Medicine and the Seven Deadly Sins in Late Medieval Literature and Culture

Download Medicine and the Seven Deadly Sins in Late Medieval Literature and Culture PDF Online Free

Author :
Publisher : Springer
ISBN 13 : 113744990X
Total Pages : 236 pages
Book Rating : 4.1/5 (374 download)

DOWNLOAD NOW!


Book Synopsis Medicine and the Seven Deadly Sins in Late Medieval Literature and Culture by : Virginia Langum

Download or read book Medicine and the Seven Deadly Sins in Late Medieval Literature and Culture written by Virginia Langum and published by Springer. This book was released on 2016-09-15 with total page 236 pages. Available in PDF, EPUB and Kindle. Book excerpt: This book considers how scientists, theologians, priests, and poets approached the relationship of the human body and ethics in the later Middle Ages. Is medicine merely a metaphor for sin? Or can certain kinds of bodies physiologically dispose people to be angry, sad, or greedy? If so, then is it their fault? Virginia Langum offers an account of the medical imagery used to describe feelings and actions in religious and literary contexts, referencing a variety of behavioral discussions within medical contexts. The study draws upon medical and theological writing for its philosophical basis, and upon more popular works of religion, as well as poetry, to show how these themes were articulated, explored, and questioned more widely in medieval culture.

Killing and Being Killed: Bodies in Battle

Download Killing and Being Killed: Bodies in Battle PDF Online Free

Author :
Publisher : transcript Verlag
ISBN 13 : 3839437830
Total Pages : 273 pages
Book Rating : 4.8/5 (394 download)

DOWNLOAD NOW!


Book Synopsis Killing and Being Killed: Bodies in Battle by : Jörg Rogge

Download or read book Killing and Being Killed: Bodies in Battle written by Jörg Rogge and published by transcript Verlag. This book was released on 2018-01-31 with total page 273 pages. Available in PDF, EPUB and Kindle. Book excerpt: What bodily experiences did fighters make through their lifetime and especially in violent conflicts? How were the bodies of fighters trained, nourished, and prepared for combat? How did they respond to wounds, torture and the ubiquitous risk of death? The articles present examples of body techniques of fighters and their perception throughout the Middle Ages. The geographical scope ranges from the Anglo-Scottish borderlands over Central Europe up to the Mediterranean World. This larger framework enables the reader to trace the similarities and differences of the cultural practice of "Killing and Being Killed" in various contexts. Contributions by Iain MacInnes, Alastair J. Macdonald, Bogdan-Petru Maleon, and others.

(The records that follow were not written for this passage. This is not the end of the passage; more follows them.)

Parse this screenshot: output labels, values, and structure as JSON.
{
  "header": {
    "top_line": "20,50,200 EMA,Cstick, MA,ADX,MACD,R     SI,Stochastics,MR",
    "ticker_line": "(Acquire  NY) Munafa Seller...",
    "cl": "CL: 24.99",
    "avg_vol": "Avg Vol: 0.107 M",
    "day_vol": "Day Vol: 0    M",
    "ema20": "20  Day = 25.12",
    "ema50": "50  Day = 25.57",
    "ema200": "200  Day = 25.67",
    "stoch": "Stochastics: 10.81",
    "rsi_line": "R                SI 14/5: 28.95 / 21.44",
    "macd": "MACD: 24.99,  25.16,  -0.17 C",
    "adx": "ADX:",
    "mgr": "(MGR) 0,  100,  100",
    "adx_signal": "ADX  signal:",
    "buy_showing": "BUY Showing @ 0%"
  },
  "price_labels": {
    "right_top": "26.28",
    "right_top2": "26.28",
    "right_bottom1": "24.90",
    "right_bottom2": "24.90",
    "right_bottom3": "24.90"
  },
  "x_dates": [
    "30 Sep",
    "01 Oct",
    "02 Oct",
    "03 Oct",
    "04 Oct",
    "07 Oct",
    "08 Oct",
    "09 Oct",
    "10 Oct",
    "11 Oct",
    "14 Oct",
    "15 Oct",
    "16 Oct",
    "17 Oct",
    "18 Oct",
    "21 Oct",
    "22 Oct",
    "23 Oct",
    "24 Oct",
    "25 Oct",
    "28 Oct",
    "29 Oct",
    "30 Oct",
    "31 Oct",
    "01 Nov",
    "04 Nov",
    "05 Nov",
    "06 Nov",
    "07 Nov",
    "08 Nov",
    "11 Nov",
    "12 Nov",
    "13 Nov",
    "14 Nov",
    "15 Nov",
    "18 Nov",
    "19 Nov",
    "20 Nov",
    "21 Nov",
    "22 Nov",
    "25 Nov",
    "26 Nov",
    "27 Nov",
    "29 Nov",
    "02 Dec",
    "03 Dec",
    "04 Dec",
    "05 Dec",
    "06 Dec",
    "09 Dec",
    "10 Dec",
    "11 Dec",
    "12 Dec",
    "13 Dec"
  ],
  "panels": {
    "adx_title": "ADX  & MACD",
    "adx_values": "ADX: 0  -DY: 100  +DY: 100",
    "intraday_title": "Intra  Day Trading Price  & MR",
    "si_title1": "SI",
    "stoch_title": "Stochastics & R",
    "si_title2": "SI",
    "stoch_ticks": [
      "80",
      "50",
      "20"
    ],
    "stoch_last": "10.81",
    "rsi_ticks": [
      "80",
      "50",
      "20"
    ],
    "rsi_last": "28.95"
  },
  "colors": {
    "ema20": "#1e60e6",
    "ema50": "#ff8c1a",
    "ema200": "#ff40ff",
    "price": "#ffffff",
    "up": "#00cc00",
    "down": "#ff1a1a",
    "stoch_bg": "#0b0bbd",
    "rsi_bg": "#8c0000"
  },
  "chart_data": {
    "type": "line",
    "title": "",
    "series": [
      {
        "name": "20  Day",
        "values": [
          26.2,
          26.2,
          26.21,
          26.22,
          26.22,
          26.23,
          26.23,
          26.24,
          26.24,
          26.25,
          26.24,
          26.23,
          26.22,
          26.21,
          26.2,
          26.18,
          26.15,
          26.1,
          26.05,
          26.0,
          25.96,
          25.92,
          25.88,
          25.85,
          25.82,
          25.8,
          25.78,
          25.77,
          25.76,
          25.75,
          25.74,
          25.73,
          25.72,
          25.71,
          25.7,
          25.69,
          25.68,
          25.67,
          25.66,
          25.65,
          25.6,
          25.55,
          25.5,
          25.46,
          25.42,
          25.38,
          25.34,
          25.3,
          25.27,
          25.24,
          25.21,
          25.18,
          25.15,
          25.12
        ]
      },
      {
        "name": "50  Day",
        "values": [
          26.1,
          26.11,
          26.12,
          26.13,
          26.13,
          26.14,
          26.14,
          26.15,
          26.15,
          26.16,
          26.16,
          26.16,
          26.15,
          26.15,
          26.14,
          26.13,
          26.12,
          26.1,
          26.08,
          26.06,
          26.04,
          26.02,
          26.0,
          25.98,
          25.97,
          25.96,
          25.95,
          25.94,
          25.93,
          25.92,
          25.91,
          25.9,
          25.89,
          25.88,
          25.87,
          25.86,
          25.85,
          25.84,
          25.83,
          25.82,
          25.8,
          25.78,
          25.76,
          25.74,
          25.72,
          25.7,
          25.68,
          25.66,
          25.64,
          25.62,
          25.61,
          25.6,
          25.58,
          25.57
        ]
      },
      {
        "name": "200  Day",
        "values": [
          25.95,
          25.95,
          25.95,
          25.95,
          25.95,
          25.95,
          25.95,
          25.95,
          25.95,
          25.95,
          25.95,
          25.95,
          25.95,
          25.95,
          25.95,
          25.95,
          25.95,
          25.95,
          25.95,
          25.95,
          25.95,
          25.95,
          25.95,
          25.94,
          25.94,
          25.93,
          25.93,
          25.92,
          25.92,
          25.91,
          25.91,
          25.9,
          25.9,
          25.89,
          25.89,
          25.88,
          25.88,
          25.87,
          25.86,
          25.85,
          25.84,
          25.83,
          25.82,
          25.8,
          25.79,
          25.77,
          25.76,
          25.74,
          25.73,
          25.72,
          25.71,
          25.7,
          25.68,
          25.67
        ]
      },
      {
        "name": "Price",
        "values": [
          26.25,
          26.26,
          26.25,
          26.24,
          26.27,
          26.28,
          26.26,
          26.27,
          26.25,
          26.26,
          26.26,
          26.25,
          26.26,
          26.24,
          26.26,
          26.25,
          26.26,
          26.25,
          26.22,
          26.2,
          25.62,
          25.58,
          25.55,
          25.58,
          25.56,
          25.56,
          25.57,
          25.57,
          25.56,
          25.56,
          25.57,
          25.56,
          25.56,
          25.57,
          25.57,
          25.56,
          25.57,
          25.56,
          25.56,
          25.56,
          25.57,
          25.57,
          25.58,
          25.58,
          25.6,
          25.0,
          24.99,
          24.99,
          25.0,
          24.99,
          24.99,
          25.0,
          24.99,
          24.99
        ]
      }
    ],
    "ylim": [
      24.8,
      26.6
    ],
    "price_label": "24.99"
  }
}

A Cultural History of the Medieval Sword

Download A Cultural History of the Medieval Sword PDF Online Free

Author :
Publisher : Boydell & Brewer
ISBN 13 : 1837650365
Total Pages : 237 pages
Book Rating : 4.8/5 (376 download)

DOWNLOAD NOW!


Book Synopsis A Cultural History of the Medieval Sword by : Robert W. Jones

Download or read book A Cultural History of the Medieval Sword written by Robert W. Jones and published by Boydell & Brewer. This book was released on 2023-05-23 with total page 237 pages. Available in PDF, EPUB and Kindle. Book excerpt: This study takes the sword beyond it functional role as a tool for killing, considering it as a cultural artifact and the broader meaning and significance it had to its bearer.